Reação desproporcional

Intimamente, Neymar sabe que errou. Sua reação foi exagerada, ainda mais porque ele sempre defendeu o direito de impor o drible, o chapéu, a caneta como humilhação intrínseca à arte do futebol. Logo, a impressão que fica é que esta pode ser mais uma demonstração de um possível arrependimento do jogador por ter retornado ao Santos no momento em que o clube atravessa essa fase ruim. Não por acaso, já foi flagrado recentemente chamando os próprios companheiros de “bando de burros”.

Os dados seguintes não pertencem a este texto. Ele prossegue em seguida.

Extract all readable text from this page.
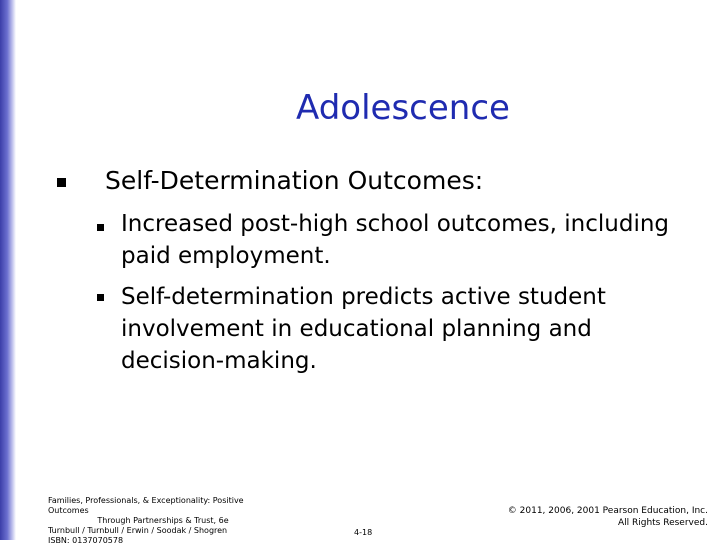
Adolescence
Self-Determination Outcomes:
Increased post-high school outcomes, including paid employment.
Self-determination predicts active student involvement in educational planning and decision-making.
Families, Professionals, & Exceptionality: Positive Outcomes
Through Partnerships & Trust, 6e
Turnbull / Turnbull / Erwin / Soodak / Shogren
ISBN: 0137070578
4-18
© 2011, 2006, 2001 Pearson Education, Inc.
All Rights Reserved.
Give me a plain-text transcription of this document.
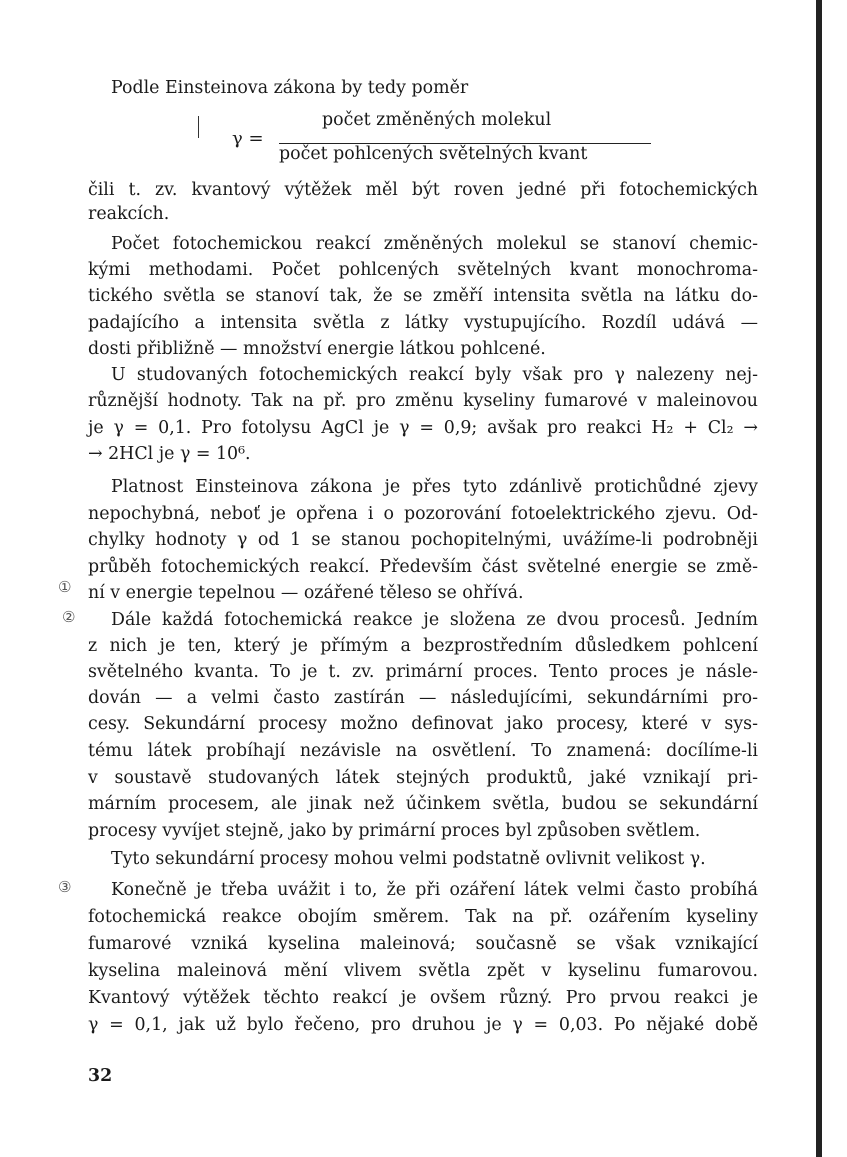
Podle Einsteinova zákona by tedy poměr
γ =
počet změněných molekul
počet pohlcených světelných kvant
čili t. zv. kvantový výtěžek měl být roven jedné při fotochemických
reakcích.
Počet fotochemickou reakcí změněných molekul se stanoví chemic-
kými methodami. Počet pohlcených světelných kvant monochroma-
tického světla se stanoví tak, že se změří intensita světla na látku do-
padajícího a intensita světla z látky vystupujícího. Rozdíl udává —
dosti přibližně — množství energie látkou pohlcené.
U studovaných fotochemických reakcí byly však pro γ nalezeny nej-
různější hodnoty. Tak na př. pro změnu kyseliny fumarové v maleinovou
je γ = 0,1. Pro fotolysu AgCl je γ = 0,9; avšak pro reakci H₂ + Cl₂ →
→ 2HCl je γ = 10⁶.
Platnost Einsteinova zákona je přes tyto zdánlivě protichůdné zjevy
nepochybná, neboť je opřena i o pozorování fotoelektrického zjevu. Od-
chylky hodnoty γ od 1 se stanou pochopitelnými, uvážíme-li podrobněji
průběh fotochemických reakcí. Především část světelné energie se změ-
ní v energie tepelnou — ozářené těleso se ohřívá.
①
②
③
Dále každá fotochemická reakce je složena ze dvou procesů. Jedním
z nich je ten, který je přímým a bezprostředním důsledkem pohlcení
světelného kvanta. To je t. zv. primární proces. Tento proces je násle-
dován — a velmi často zastírán — následujícími, sekundárními pro-
cesy. Sekundární procesy možno definovat jako procesy, které v sys-
tému látek probíhají nezávisle na osvětlení. To znamená: docílíme-li
v soustavě studovaných látek stejných produktů, jaké vznikají pri-
márním procesem, ale jinak než účinkem světla, budou se sekundární
procesy vyvíjet stejně, jako by primární proces byl způsoben světlem.
Tyto sekundární procesy mohou velmi podstatně ovlivnit velikost γ.
Konečně je třeba uvážit i to, že při ozáření látek velmi často probíhá
fotochemická reakce obojím směrem. Tak na př. ozářením kyseliny
fumarové vzniká kyselina maleinová; současně se však vznikající
kyselina maleinová mění vlivem světla zpět v kyselinu fumarovou.
Kvantový výtěžek těchto reakcí je ovšem různý. Pro prvou reakci je
γ = 0,1, jak už bylo řečeno, pro druhou je γ = 0,03. Po nějaké době
32
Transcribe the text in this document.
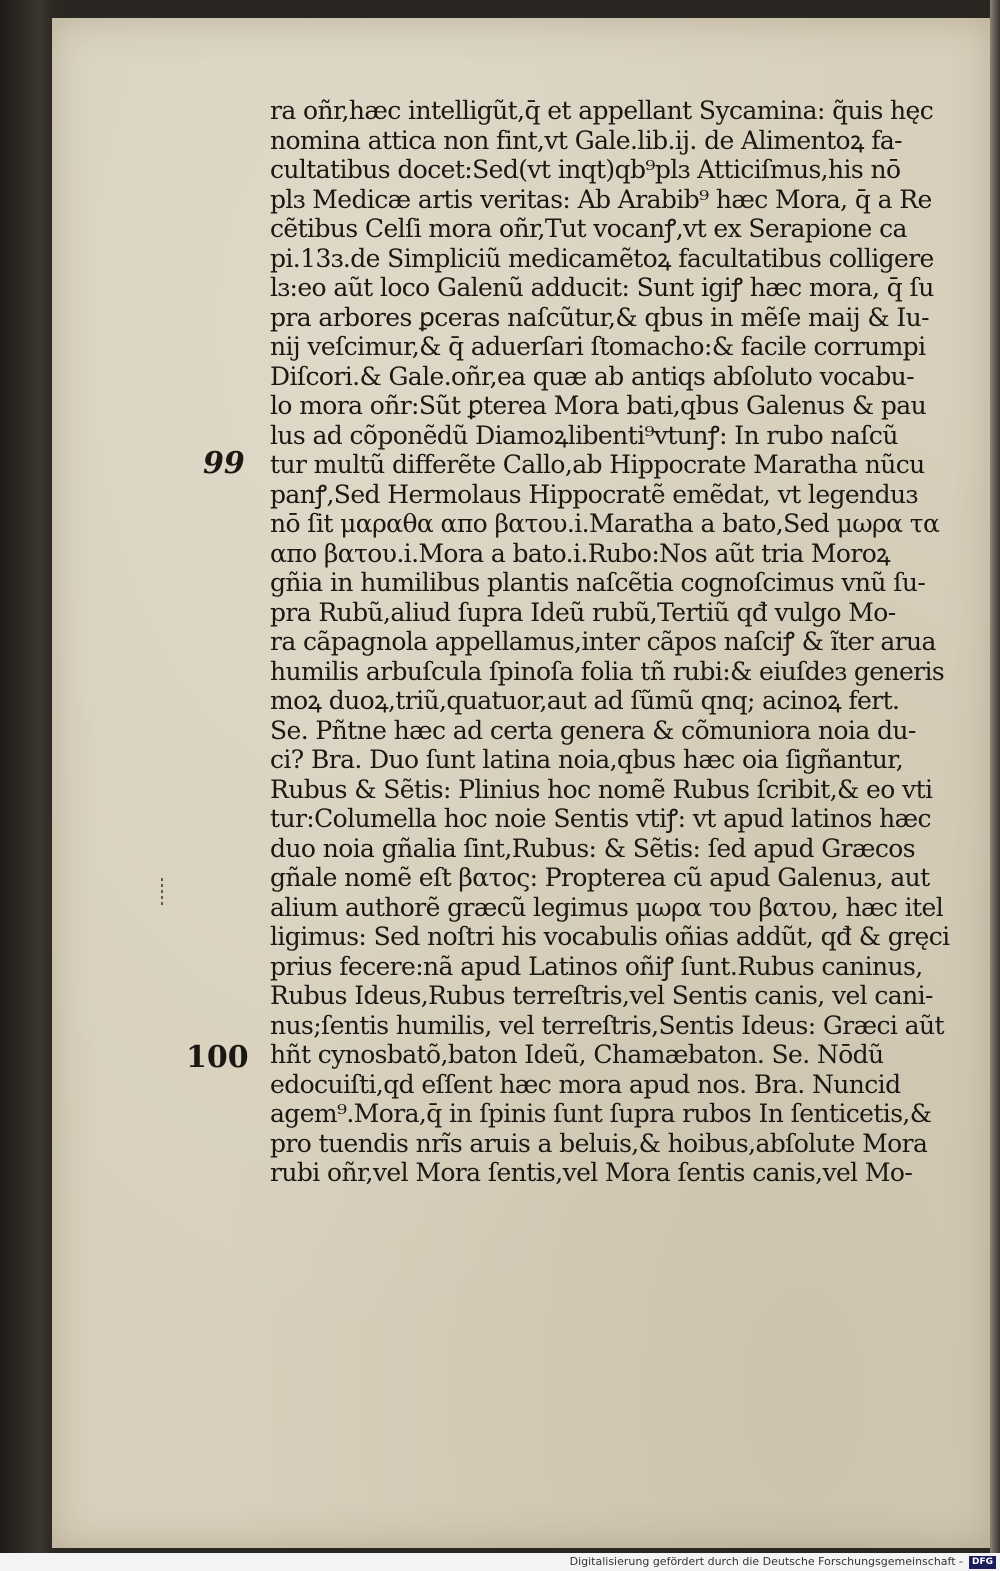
99
100
ra oñr,hæc intelligũt,q̄ et appellant Sycamina: q̃uis hęc
nomina attica non fint,vt Gale.lib.ij. de Alimentoꝝ fa-
cultatibus docet:Sed(vt inqt)qb⁹plɜ Atticiſmus,his nō
plɜ Medicæ artis veritas: Ab Arabib⁹ hæc Mora, q̄ a Re
cẽtibus Celſi mora oñr,Tut vocanꝭ,vt ex Serapione ca
pi.13ɜ.de Simpliciũ medicamẽtoꝝ facultatibus colligere
lɜ:eo aũt loco Galenũ adducit: Sunt igiꝭ hæc mora, q̄ ſu
pra arbores ꝑceras naſcũtur,& qbus in mẽſe maij & Iu-
nij veſcimur,& q̄ aduerſari ſtomacho:& facile corrumpi
Diſcori.& Gale.oñr,ea quæ ab antiqs abſoluto vocabu-
lo mora oñr:Sũt ꝑterea Mora bati,qbus Galenus & pau
lus ad cõponẽdũ Diamoꝝlibenti⁹vtunꝭ: In rubo naſcũ
tur multũ differẽte Callo,ab Hippocrate Maratha nũcu
panꝭ,Sed Hermolaus Hippocratẽ emẽdat, vt legenduɜ
nō ſit μαραθα απο βατου.i.Maratha a bato,Sed μωρα τα
απο βατου.i.Mora a bato.i.Rubo:Nos aũt tria Moroꝝ
gñia in humilibus plantis naſcẽtia cognoſcimus vnũ ſu-
pra Rubũ,aliud ſupra Ideũ rubũ,Tertiũ qđ vulgo Mo-
ra cãpagnola appellamus,inter cãpos naſciꝭ & ĩter arua
humilis arbuſcula ſpinoſa folia tñ rubi:& eiuſdeɜ generis
moꝝ duoꝝ,triũ,quatuor,aut ad ſũmũ qnq; acinoꝝ fert.
Se. Pñtne hæc ad certa genera & cõmuniora noia du-
ci? Bra. Duo ſunt latina noia,qbus hæc oia ſigñantur,
Rubus & Sẽtis: Plinius hoc nomẽ Rubus ſcribit,& eo vti
tur:Columella hoc noie Sentis vtiꝭ: vt apud latinos hæc
duo noia gñalia ſint,Rubus: & Sẽtis: ſed apud Græcos
gñale nomẽ eſt βατος: Propterea cũ apud Galenuɜ, aut
alium authorẽ græcũ legimus μωρα του βατου, hæc itel
ligimus: Sed noſtri his vocabulis oñias addũt, qđ & gręci
prius fecere:nã apud Latinos oñiꝭ ſunt.Rubus caninus,
Rubus Ideus,Rubus terreſtris,vel Sentis canis, vel cani-
nus;ſentis humilis, vel terreſtris,Sentis Ideus: Græci aũt
hñt cynosbatõ,baton Ideũ, Chamæbaton. Se. Nōdũ
edocuiſti,qd eſſent hæc mora apud nos. Bra. Nuncid
agem⁹.Mora,q̄ in ſpinis ſunt ſupra rubos In ſenticetis,&
pro tuendis nrĩs aruis a beluis,& hoibus,abſolute Mora
rubi oñr,vel Mora ſentis,vel Mora ſentis canis,vel Mo-
Digitalisierung gefördert durch die Deutsche Forschungsgemeinschaft - DFG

Cuca ganhou um problema inesperado envolvendo o seu principal jogador e uma aposta da base com futuro certo / Santos

Por outro lado, também é preciso reconhecer que o futebol tem uma ética própria, típica de um ambiente competitivo e, muitas vezes, explosivo. Não se pode tratar uma discussão de treino como se fosse uma briga entre colegas em uma linha de montagem de fábrica de parafusos. Mas isso não significa normalizar agressões. Não se pode aceitar que um jogador agrida outro no ambiente de trabalho — nem recorrer a episódios do passado, até mais graves, para justificar que isso “faz parte do futebol”.

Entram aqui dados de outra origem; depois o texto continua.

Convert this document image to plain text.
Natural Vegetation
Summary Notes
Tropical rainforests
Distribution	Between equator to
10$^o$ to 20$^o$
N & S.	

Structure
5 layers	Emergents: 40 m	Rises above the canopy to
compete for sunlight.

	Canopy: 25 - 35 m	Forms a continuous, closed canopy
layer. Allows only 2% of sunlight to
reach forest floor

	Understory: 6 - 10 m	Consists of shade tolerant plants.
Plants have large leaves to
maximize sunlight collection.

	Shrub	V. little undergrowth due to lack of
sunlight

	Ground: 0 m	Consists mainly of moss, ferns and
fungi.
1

Casos como o tapa de Romário em Andrei, em um jogo do Fluminense contra o São Paulo no Brasileirão de 2002, ou brigas históricas de vestiário (como a conhecida treta entre Rincón e Marcelinho Carioca no Corinthians) devem ser tratados como parte de um outro tempo — lembradas apenas como folclore. Os tempos mudaram. Hoje, qualquer agressão no ambiente de trabalho é inadmissível e deve ser punida. Não importa quem sejam os envolvidos.